Nous, les Sénateurs de la République en Marche regrettons que le Sénat ait refusé la main tendue par le gouvernement sur un sujet aussi important que celui des pensions de retraites agricoles. Cette proposition de loi, déposée en décembre 2016 par le député communiste André Chassaigne, et adoptée en janvier 2017 à l’unanimité à l’Assemblée nationale, à la veille de l’élection présidentielle, soulevait un problème de fond, tant pour la Métropole que pour les Outre-Mer.
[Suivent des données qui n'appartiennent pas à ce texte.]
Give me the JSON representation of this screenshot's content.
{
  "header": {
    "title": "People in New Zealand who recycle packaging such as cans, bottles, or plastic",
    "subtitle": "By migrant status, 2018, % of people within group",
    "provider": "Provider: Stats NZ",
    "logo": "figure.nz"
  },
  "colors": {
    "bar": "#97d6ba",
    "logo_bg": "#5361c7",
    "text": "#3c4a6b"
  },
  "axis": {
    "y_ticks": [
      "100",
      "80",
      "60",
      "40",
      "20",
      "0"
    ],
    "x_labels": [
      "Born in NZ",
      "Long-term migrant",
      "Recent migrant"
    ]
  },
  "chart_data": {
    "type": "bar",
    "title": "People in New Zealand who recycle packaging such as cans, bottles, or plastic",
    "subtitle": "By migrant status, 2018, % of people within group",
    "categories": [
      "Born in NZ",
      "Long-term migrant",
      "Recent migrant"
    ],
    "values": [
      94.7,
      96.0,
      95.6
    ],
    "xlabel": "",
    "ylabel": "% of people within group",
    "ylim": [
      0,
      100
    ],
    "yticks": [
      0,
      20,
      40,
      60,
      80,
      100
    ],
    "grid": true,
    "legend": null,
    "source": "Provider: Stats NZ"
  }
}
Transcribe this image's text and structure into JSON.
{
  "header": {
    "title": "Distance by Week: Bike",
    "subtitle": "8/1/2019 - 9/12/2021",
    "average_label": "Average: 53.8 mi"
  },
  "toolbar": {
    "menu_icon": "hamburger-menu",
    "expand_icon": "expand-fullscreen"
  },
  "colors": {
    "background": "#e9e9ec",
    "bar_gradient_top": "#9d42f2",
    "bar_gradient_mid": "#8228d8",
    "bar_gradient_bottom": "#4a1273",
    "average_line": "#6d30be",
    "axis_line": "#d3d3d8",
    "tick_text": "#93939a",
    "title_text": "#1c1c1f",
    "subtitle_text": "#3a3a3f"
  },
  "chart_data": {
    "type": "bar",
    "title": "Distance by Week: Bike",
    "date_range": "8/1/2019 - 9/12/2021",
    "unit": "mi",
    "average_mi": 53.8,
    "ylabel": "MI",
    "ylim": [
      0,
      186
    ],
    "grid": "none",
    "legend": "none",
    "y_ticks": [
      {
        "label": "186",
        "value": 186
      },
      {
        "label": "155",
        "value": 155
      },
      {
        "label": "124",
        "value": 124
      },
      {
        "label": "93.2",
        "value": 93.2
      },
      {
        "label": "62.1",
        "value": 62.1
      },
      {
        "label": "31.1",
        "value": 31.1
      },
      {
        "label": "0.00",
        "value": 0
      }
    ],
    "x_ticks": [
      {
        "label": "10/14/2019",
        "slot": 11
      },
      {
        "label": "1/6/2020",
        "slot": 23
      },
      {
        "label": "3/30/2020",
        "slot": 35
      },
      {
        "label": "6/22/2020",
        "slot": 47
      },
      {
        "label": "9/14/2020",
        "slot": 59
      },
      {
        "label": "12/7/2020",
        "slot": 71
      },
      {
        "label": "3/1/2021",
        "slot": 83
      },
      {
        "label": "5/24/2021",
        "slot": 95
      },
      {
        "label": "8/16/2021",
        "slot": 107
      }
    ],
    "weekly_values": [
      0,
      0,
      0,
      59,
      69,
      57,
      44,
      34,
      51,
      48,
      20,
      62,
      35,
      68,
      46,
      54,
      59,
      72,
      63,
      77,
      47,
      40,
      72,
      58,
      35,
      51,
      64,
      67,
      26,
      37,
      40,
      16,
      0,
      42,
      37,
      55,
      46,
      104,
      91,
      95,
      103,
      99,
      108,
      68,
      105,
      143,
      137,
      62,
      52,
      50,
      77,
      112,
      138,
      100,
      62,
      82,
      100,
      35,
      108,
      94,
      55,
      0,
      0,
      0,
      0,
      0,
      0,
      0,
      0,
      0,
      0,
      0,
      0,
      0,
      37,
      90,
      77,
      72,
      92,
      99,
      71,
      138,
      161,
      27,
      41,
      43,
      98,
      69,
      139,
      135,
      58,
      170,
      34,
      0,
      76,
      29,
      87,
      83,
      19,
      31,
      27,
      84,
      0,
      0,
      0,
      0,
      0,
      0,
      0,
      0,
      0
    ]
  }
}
Un premier examen avait eu lieu au Sénat, en mars dernier. Face à la possibilité que cette proposition de loi, bancale et non financée, soit adoptée conforme, le gouvernement avait décidé de mettre en place une procédure de vote bloqué. Le groupe CRCE avait alors décidé de retirer sa PPL pour la redéposer dans la niche du 16 mai.

Nous sommes conscients, comme le gouvernement, qu’il faut aller plus loin sur cette question, tant sur la revalorisation que la sécurisation. L’objectif du gouvernement, que nous partageons, est de traiter ce sujet dans sa globalité, dans le cadre de la réforme des retraites, avec une réflexion poussée, et non pas dans l’urgence ou avec démagogie. Le texte examiné au Sénat n’apportait qu’une réponse parcellaire et non financée.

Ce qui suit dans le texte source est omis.